I have not always loved oatmeal, the texture used to really throw me off, it reminded me of wall paper glue with chunks (appetizing, I know). I have always enjoyed it baked in sweet treats but more recently, however, I have really begun to love it on its own. I was given this recipe a while ago and have finally gotten around to making it.
The first time I had baked oatmeal I wasn’t sure what to expect. I had it at this little bake shop and it was pure heaven, so sweet, rich, filling. I fell in love. This recipe does not replicate my first experience but provides a great starting point.
This version of baked oatmeal is a bit more firm than what I would typically like but had great flavor. I found it best warm and think a drizzle of warm cream would be great on top. As this cools you can definitely cut it into bars so it would be easy to transport if you wanted. If you are wanting an easy homemade warm breakfast this is a good starting point and can be easily adapted to suit your family’s likes. I do plan on making this again with some changes.
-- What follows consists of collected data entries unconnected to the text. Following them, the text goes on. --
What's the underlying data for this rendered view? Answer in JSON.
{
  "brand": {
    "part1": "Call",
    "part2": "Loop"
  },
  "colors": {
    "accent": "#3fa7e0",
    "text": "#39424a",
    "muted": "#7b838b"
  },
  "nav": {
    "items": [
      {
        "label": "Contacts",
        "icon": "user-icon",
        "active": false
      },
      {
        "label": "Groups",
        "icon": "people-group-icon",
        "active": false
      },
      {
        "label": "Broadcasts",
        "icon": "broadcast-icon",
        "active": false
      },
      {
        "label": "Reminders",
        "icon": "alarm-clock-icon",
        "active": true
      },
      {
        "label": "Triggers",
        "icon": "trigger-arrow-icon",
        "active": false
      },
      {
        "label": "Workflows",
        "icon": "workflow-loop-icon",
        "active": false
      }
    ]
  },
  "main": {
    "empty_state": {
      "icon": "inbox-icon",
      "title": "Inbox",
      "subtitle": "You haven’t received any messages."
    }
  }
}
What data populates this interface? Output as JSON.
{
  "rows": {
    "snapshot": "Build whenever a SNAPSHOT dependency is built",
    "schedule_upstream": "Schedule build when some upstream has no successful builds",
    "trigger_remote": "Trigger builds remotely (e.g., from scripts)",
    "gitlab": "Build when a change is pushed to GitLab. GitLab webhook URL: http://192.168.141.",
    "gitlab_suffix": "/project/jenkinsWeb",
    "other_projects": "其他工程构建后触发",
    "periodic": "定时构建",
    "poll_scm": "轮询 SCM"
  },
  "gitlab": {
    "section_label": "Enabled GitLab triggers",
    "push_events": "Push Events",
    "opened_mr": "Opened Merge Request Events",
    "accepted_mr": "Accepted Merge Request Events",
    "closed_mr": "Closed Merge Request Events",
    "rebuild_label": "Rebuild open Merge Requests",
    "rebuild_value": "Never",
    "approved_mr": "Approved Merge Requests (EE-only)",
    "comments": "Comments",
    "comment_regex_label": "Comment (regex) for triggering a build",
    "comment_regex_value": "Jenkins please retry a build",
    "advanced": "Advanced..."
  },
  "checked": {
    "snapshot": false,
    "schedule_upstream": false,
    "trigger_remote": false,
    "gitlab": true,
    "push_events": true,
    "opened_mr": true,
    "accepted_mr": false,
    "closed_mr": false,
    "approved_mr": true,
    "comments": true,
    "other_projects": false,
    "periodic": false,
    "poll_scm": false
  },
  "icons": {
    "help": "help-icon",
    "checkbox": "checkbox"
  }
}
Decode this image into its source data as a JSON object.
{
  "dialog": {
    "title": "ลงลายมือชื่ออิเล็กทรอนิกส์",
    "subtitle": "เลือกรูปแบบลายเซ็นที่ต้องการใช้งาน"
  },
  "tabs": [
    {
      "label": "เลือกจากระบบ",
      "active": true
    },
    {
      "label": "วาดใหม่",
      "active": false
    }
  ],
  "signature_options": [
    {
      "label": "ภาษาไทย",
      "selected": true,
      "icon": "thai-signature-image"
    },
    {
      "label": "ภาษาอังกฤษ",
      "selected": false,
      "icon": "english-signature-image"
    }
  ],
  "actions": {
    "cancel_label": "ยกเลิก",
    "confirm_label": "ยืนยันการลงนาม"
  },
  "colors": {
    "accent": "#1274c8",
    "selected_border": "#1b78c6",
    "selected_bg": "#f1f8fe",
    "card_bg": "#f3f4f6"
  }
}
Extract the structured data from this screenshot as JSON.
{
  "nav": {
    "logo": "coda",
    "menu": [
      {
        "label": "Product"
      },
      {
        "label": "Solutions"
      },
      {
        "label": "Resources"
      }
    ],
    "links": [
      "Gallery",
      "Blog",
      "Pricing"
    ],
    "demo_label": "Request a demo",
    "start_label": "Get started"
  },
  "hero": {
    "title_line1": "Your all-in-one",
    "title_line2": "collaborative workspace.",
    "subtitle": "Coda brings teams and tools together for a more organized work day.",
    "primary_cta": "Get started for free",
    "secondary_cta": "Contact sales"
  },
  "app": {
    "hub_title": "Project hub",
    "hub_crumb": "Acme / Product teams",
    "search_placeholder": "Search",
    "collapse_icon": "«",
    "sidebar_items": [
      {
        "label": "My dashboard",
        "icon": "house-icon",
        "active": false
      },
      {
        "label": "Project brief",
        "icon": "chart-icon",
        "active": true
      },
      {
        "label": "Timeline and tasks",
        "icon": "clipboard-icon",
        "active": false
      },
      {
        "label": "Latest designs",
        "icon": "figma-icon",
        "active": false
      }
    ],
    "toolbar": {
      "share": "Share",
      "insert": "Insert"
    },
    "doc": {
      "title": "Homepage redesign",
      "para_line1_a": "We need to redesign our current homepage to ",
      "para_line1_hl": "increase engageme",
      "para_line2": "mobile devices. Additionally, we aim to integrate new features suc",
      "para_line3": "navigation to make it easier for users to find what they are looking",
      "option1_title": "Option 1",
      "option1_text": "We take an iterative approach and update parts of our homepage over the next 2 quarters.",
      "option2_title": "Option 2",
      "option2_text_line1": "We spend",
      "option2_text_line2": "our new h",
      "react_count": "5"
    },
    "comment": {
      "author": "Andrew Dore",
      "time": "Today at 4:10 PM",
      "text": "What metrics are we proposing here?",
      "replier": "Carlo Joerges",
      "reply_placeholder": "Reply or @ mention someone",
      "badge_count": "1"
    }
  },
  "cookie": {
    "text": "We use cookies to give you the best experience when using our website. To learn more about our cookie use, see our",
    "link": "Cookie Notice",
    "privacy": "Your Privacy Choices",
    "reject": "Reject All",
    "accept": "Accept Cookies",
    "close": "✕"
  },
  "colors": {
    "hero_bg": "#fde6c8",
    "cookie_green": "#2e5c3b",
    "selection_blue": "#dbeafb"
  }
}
I used fresh raspberries this go around but next time I will bake in some cranberries or blueberries. I plan to increase the liquid a bit and add some more brown sugar to increase the sweetness. It was a tad too bland for my liking but that was easily remidied by adding a bit of sugar before serving.
All in all, this is a great starting point and has potential.
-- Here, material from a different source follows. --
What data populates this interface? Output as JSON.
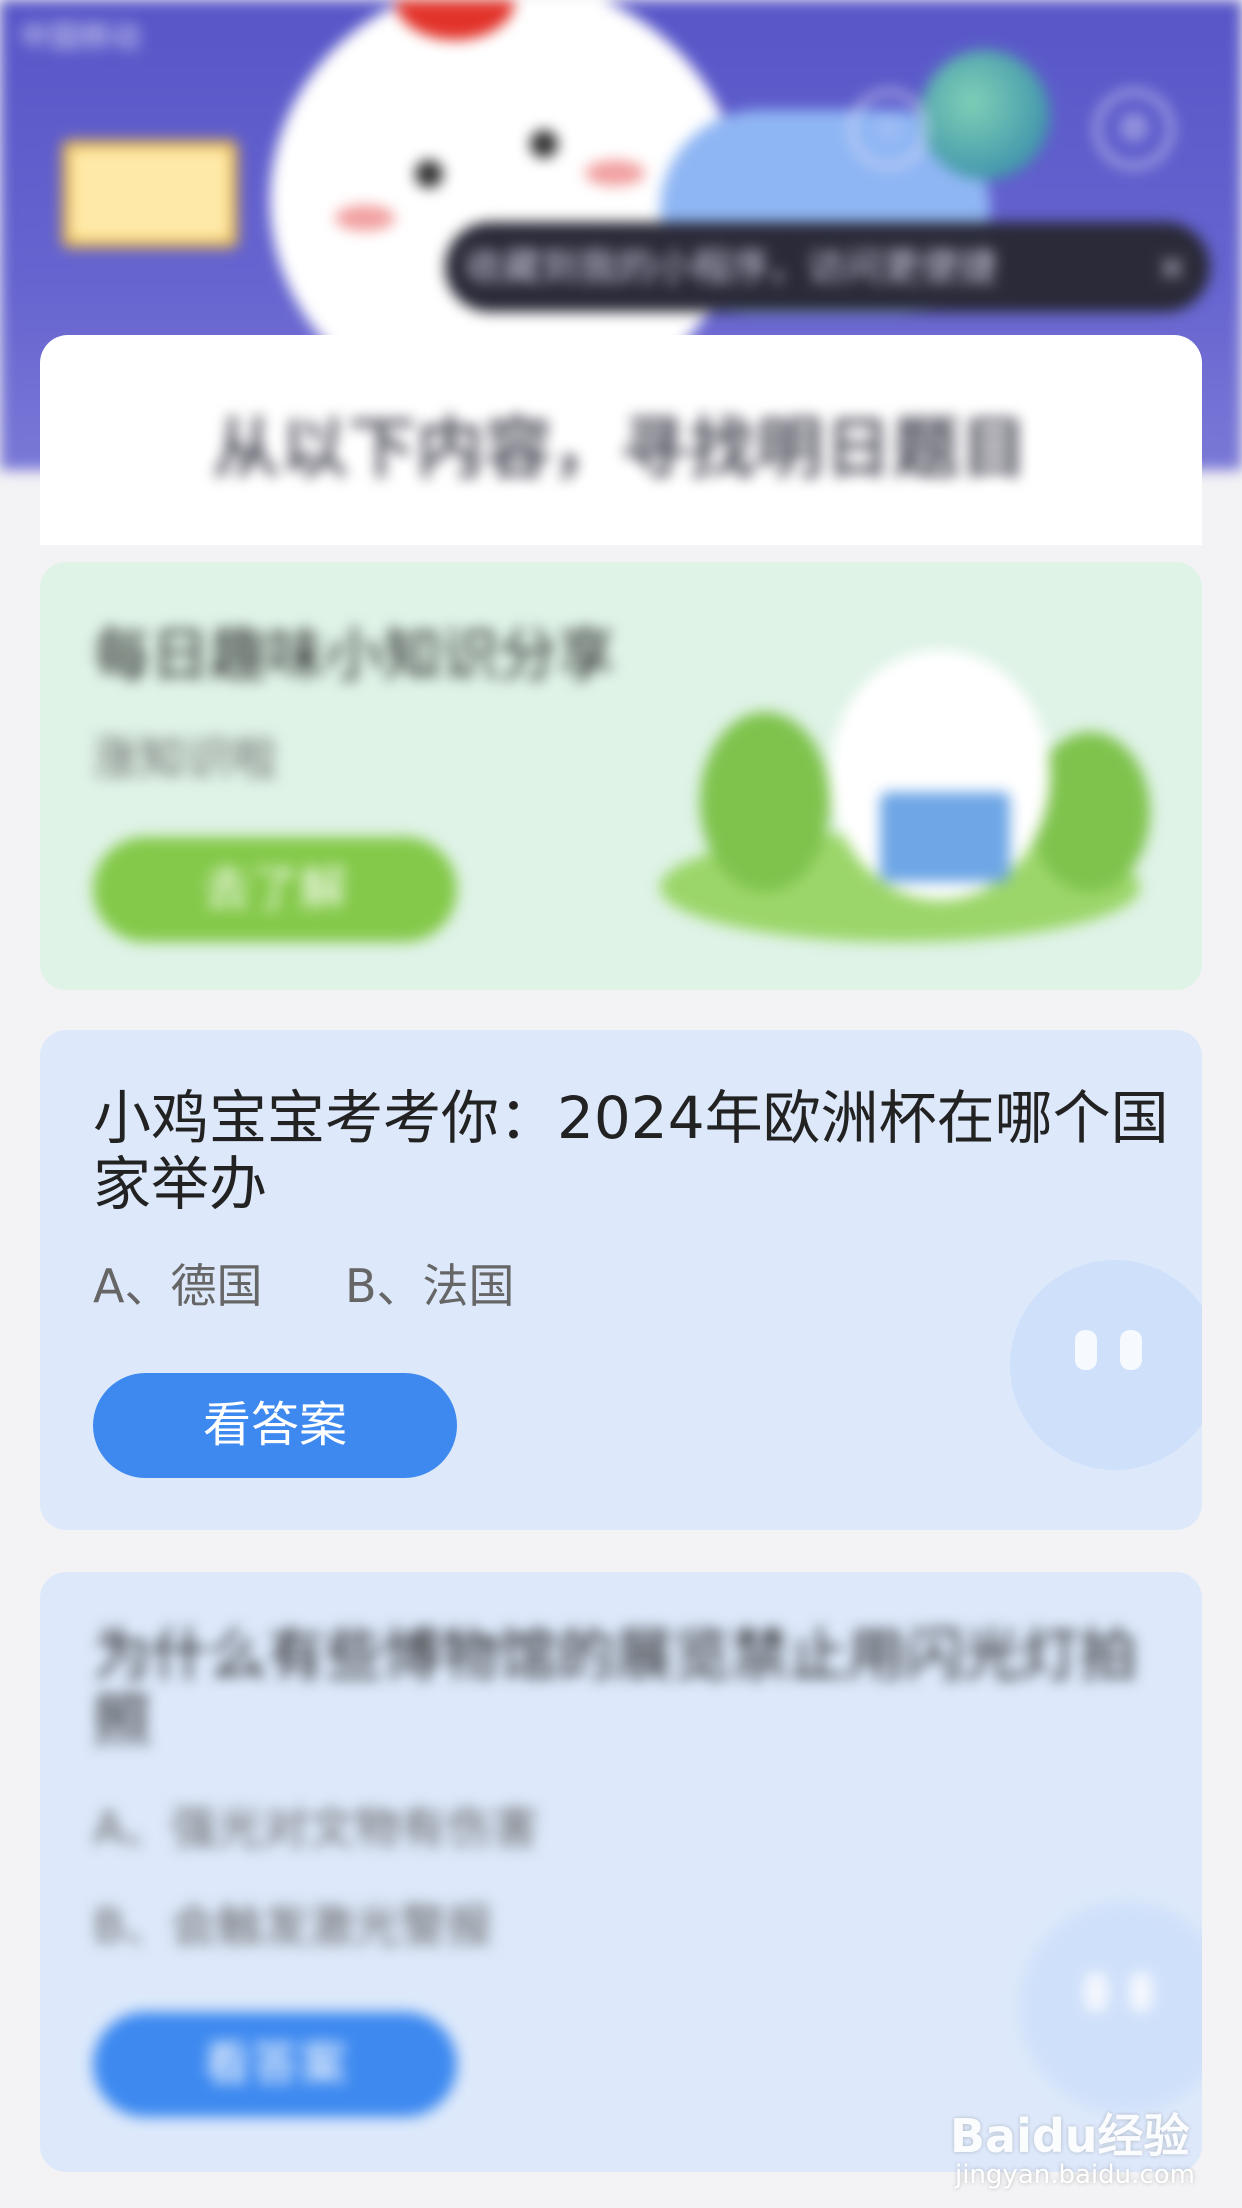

I rate this recipe a 7 as is.
Baked Nut Oatmeal
1 1/2 cups oatmeal (I used Quick Cooking)
1/4 cup brown sugar
1/4 cup maple syrup
1/2 tsp cinnamon
1/2 tsp baking powder
1/2 tsp salt
3/4 cup milk
2 TBS melted butter
1 tsp vanilla
1/2 cup chopped nuts (I used walnuts)
Preheat oven to 350.
Spray a 1 quart baking dish with PAM
In a bowl mix all dry ingredients. In another bowl mix all wet ingredients.
Add wet ingredients to dry, mix to wet. Pour into prepared pan. Sprinkle with nuts.
Bake 35-40 minutes until set.
Scoop into bowls, serve with fresh fruit.